CI/CD and IaC integration
Although this is GitLab itself, the platform that runs it is managed like any other service. Terraform provisions the cluster, RDS, ElastiCache, S3, and IAM; Ansible handles the few host-level tweaks on the Runner node pool. The Helm release is promoted through a pipeline — and here the team’s existing tooling matters: Argo CD watches the values-prod.yaml in Git and reconciles the GitLab release declaratively (GitOps), so the live state always matches the repo, while Jenkins or GitHub Actions runs the pre-deploy checks (helm lint, a dry-run --show-only, and a smoke test against a staging GitLab) as a required gate before Argo CD syncs to production.

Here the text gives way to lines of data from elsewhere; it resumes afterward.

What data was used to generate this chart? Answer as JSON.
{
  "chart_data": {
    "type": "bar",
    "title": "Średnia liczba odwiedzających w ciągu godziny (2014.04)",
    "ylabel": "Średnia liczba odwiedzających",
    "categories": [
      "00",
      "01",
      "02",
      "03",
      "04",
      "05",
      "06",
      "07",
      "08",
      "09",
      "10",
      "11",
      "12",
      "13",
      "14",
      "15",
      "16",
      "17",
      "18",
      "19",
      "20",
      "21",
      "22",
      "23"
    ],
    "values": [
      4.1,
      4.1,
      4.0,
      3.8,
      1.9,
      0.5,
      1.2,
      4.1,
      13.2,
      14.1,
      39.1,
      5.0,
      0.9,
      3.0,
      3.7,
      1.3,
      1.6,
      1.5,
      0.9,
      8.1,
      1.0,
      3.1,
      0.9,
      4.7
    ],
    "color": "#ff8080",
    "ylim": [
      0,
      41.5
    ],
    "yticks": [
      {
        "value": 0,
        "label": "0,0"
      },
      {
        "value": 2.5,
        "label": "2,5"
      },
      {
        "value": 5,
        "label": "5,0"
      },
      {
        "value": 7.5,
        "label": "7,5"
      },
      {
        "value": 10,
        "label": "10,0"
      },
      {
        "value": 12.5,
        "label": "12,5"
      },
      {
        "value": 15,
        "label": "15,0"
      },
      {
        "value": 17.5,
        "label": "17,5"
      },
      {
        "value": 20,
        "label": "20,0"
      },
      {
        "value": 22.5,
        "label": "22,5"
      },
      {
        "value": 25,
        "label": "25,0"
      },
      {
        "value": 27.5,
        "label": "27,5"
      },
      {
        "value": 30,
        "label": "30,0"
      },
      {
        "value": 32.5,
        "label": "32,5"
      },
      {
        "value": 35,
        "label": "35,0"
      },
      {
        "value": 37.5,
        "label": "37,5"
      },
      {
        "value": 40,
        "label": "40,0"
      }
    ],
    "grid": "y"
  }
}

The same GitLab instance, once live, becomes the SCM and CI engine for the rest of the organization — including downstream platforms like the company’s Moodle LMS and a fleet of network virtual appliances whose configs are version-controlled and deployed straight from these pipelines. That is the payoff: GitLab stops being a pet on one VM and becomes the platform service the VP asked for — survives a node loss, scales Runners on demand, and upgrades with a single pinned helm upgrade instead of a maintenance window.